Nous sommes ici dans la maison de la démocratie, où se réunissent des parlementaires de toute l'Europe et au-delà. Nous avons des représentants de tout le spectre politique et donc une pluralité de vues. Il peut y avoir des désaccords fondamentaux entre pays, groupes politiques ou même entre personnes, mais cela ne doit pas nous empêcher de continuer à nous parler et à nous écouter. Nous devons nous respecter mutuellement et montrer ce respect, dans cette maison de la démocratie.

Nous devons respecter les votes et les décisions de l'Assemblée, même lorsque nous ne les approuvons pas; c'est le principe élémentaire de la démocratie.

Récemment j'ai constaté que certains membres de cette maison de la démocratie ont utilisé leur statut pour mener une campagne visant à discréditer des opposants politiques au moyen d'insultes, d'intimidation et de coercition.

Je ne peux pas accepter que l'honneur de cette Assemblée ou de l'un quelconque de ses membres soit bafoué.

Je ne peux pas permettre que cette Assemblée soit utilisée abusivement pour livrer des batailles contre des Etats que certains voient comme des rivaux ou des ennemis.

Je ne peux pas permettre des campagnes de haine, d'agressions verbales, de chantage ou de pression, orchestrées par ceux qui ne sont pas satisfaits des résultats d'un vote.

En démocratie, lorsqu'un vote est perdu, ceci doit être accepté. Nous devons accepter la victoire et la défaite car c'est précisément l'une des conditions nécessaires de la vie en démocratie. L'Assemblée doit par conséquent montrer l'exemple à cet égard, en favorisant le respect et la tolérance à l'intérieur comme à l'extérieur de ses murs.
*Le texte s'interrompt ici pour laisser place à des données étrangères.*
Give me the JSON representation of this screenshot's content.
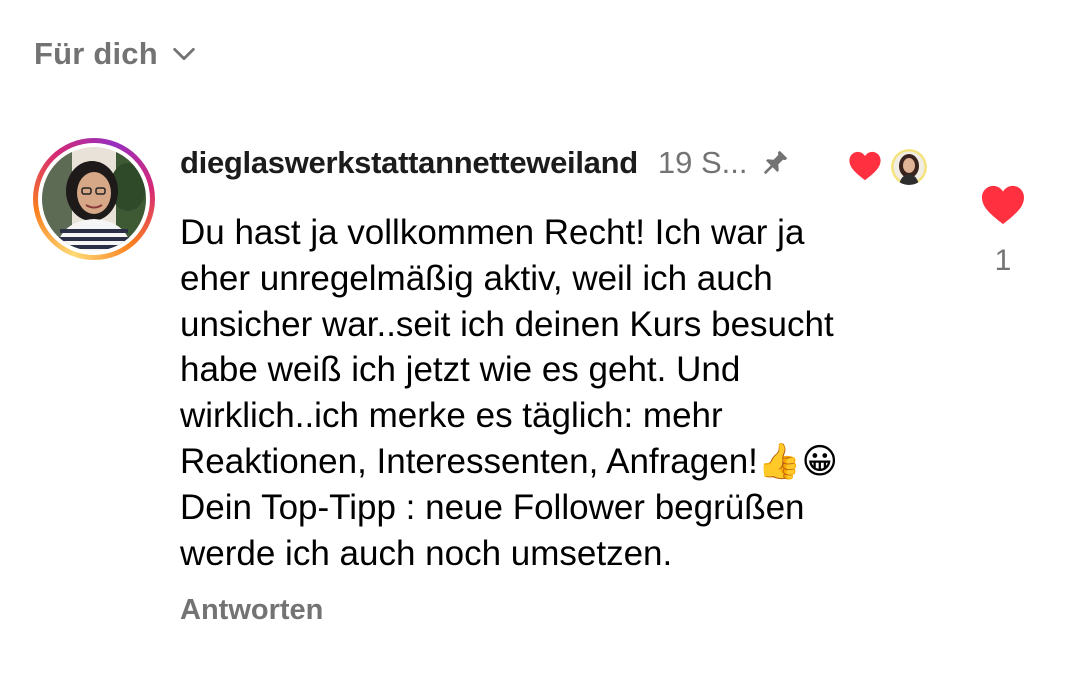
{
  "feed": {
    "filter_label": "Für dich",
    "filter_icon": "chevron-down-icon"
  },
  "comment": {
    "username": "dieglaswerkstattannetteweiland",
    "timestamp": "19 S...",
    "pinned_icon": "pin-icon",
    "creator_liked_icon": "heart-icon",
    "text": "Du hast ja vollkommen Recht! Ich war ja\neher unregelmäßig aktiv, weil ich auch\nunsicher war..seit ich deinen Kurs besucht\nhabe weiß ich jetzt wie es geht. Und\nwirklich..ich merke es täglich: mehr\nReaktionen, Interessenten, Anfragen!👍😀\nDein Top-Tipp : neue Follower begrüßen\nwerde ich auch noch umsetzen.",
    "like_count": "1",
    "reply_label": "Antworten"
  },
  "colors": {
    "heart": "#ff3040",
    "muted_text": "#737373",
    "story_ring": [
      "#feda75",
      "#fa7e1e",
      "#d62976",
      "#962fbf"
    ]
  }
}
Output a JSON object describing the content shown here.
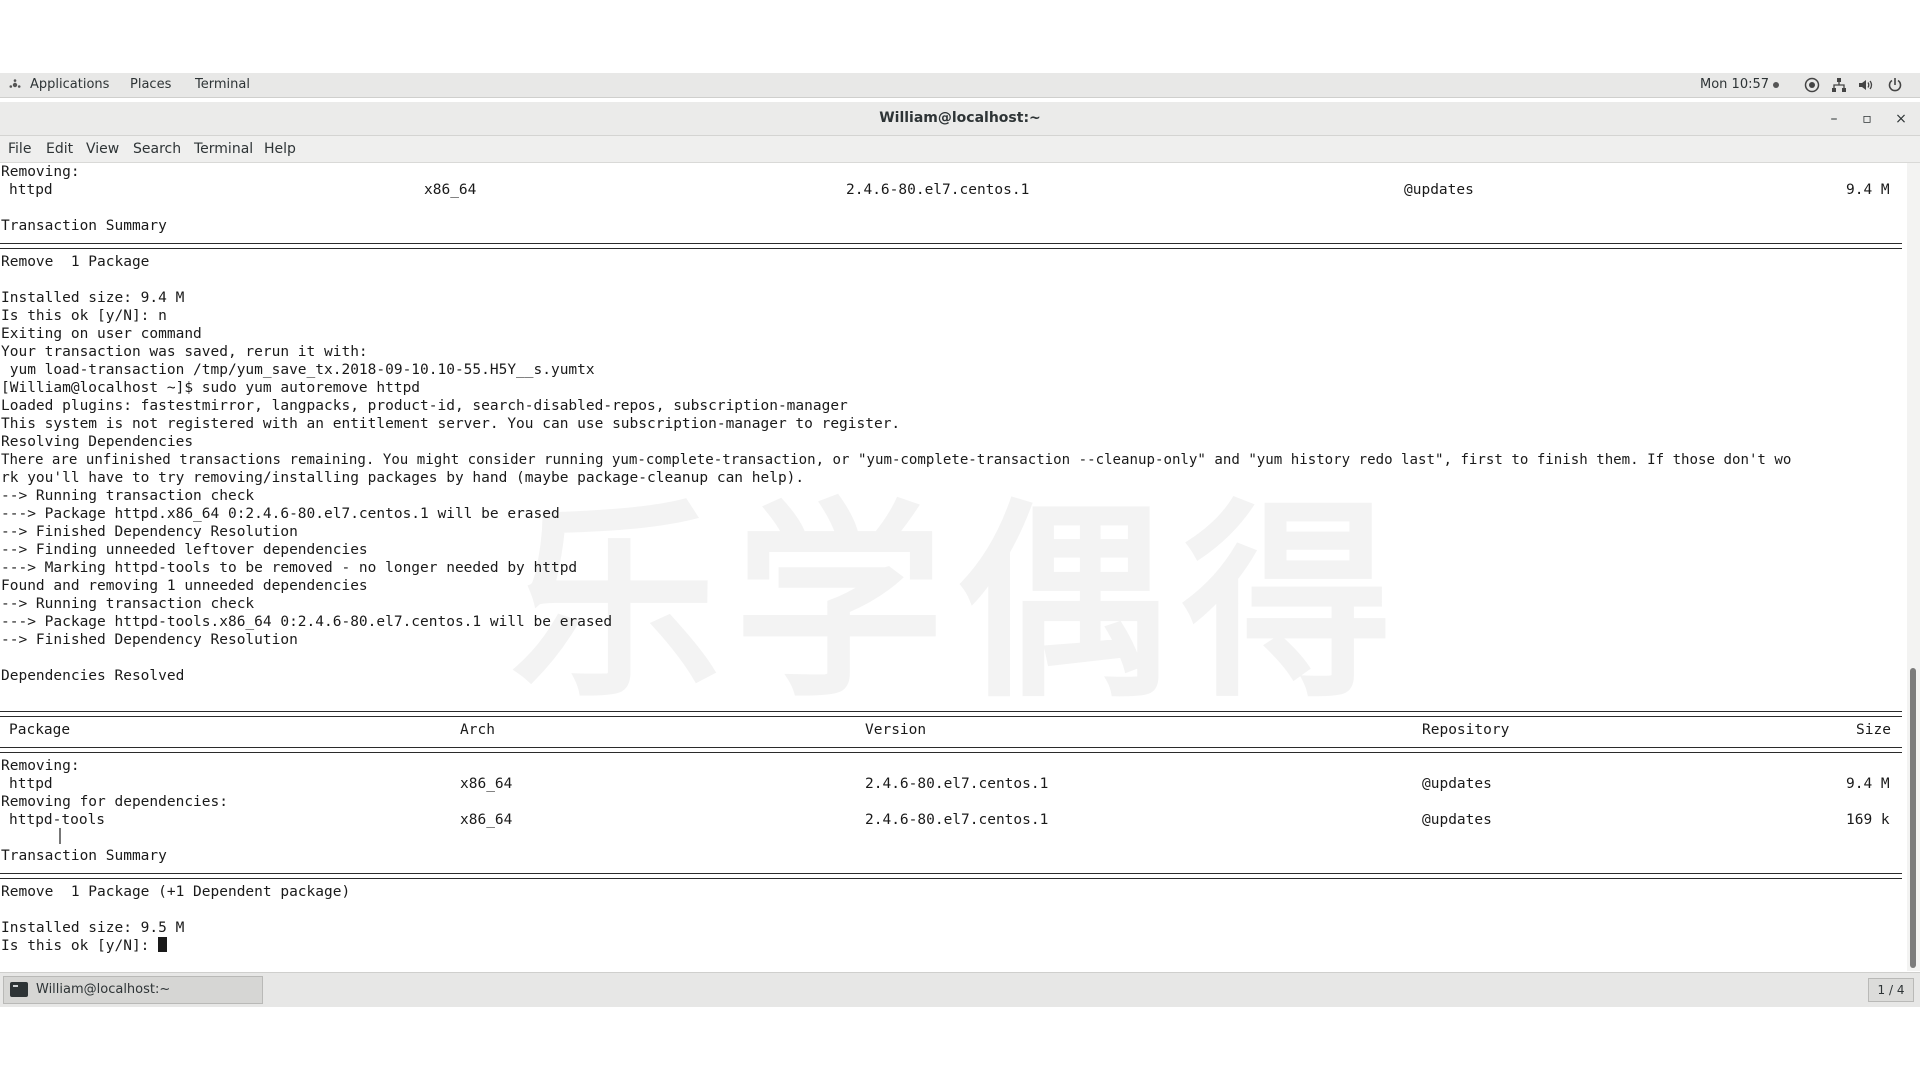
{
  "topbar": {
    "applications": "Applications",
    "places": "Places",
    "terminal": "Terminal",
    "clock": "Mon 10:57"
  },
  "window": {
    "title": "William@localhost:~",
    "minimize": "–",
    "maximize": "▫",
    "close": "×"
  },
  "menubar": [
    "File",
    "Edit",
    "View",
    "Search",
    "Terminal",
    "Help"
  ],
  "terminal": {
    "lines": [
      "Removing:",
      "",
      "",
      "Transaction Summary",
      "",
      "Remove  1 Package",
      "",
      "Installed size: 9.4 M",
      "Is this ok [y/N]: n",
      "Exiting on user command",
      "Your transaction was saved, rerun it with:",
      " yum load-transaction /tmp/yum_save_tx.2018-09-10.10-55.H5Y__s.yumtx",
      "[William@localhost ~]$ sudo yum autoremove httpd",
      "Loaded plugins: fastestmirror, langpacks, product-id, search-disabled-repos, subscription-manager",
      "This system is not registered with an entitlement server. You can use subscription-manager to register.",
      "Resolving Dependencies",
      "There are unfinished transactions remaining. You might consider running yum-complete-transaction, or \"yum-complete-transaction --cleanup-only\" and \"yum history redo last\", first to finish them. If those don't wo",
      "rk you'll have to try removing/installing packages by hand (maybe package-cleanup can help).",
      "--> Running transaction check",
      "---> Package httpd.x86_64 0:2.4.6-80.el7.centos.1 will be erased",
      "--> Finished Dependency Resolution",
      "--> Finding unneeded leftover dependencies",
      "---> Marking httpd-tools to be removed - no longer needed by httpd",
      "Found and removing 1 unneeded dependencies",
      "--> Running transaction check",
      "---> Package httpd-tools.x86_64 0:2.4.6-80.el7.centos.1 will be erased",
      "--> Finished Dependency Resolution",
      "",
      "Dependencies Resolved",
      "",
      "",
      "",
      "",
      "Removing:",
      "",
      "Removing for dependencies:",
      "",
      "",
      "Transaction Summary",
      "",
      "Remove  1 Package (+1 Dependent package)",
      "",
      "Installed size: 9.5 M",
      "Is this ok [y/N]: "
    ],
    "top_row": {
      "package": "httpd",
      "arch": "x86_64",
      "version": "2.4.6-80.el7.centos.1",
      "repo": "@updates",
      "size": "9.4 M"
    },
    "table_header": {
      "package": "Package",
      "arch": "Arch",
      "version": "Version",
      "repository": "Repository",
      "size": "Size"
    },
    "rows": [
      {
        "package": "httpd",
        "arch": "x86_64",
        "version": "2.4.6-80.el7.centos.1",
        "repo": "@updates",
        "size": "9.4 M"
      },
      {
        "package": "httpd-tools",
        "arch": "x86_64",
        "version": "2.4.6-80.el7.centos.1",
        "repo": "@updates",
        "size": "169 k"
      }
    ]
  },
  "watermark": "乐学偶得",
  "taskbar": {
    "task_label": "William@localhost:~",
    "workspace": "1 / 4"
  }
}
Chacun est responsable de ses propres paroles et actions. Il est important de comprendre que les atteintes illégales à l'honneur et la réputation d'une personne peuvent exiger une défense devant les tribunaux.

Chers collègues,

Avant de conclure cette déclaration, je voudrais mentionner un autre événement qui m'est particulièrement cher. Cette année, mon pays, l'Espagne, célébrera le 40e anniversaire de son adhésion au Conseil de l'Europe.

Il y a quarante ans, mon pays embrassait pleinement la démocratie et la bonne gouvernance, ce qui a apporté à tous mes concitoyens la prospérité, la liberté et le respect des droits de l'homme.

C'est pourquoi nous voulons rendre hommage à cette Organisation d'avoir réuni 47 pays européens sous un seul et même toit en s'appuyant solidement sur la Convention européenne des droits de l'homme.

Dans le cadre de nos célébrations, j'aurai le plaisir d'accueillir le Bureau et la Commission permanente de l'Assemblée à Madrid au mois de mars. J'espère vous voir nombreux en Espagne !

Je vous remercie de votre attention. Passons maintenant à l'ordre du jour de cette partie de session.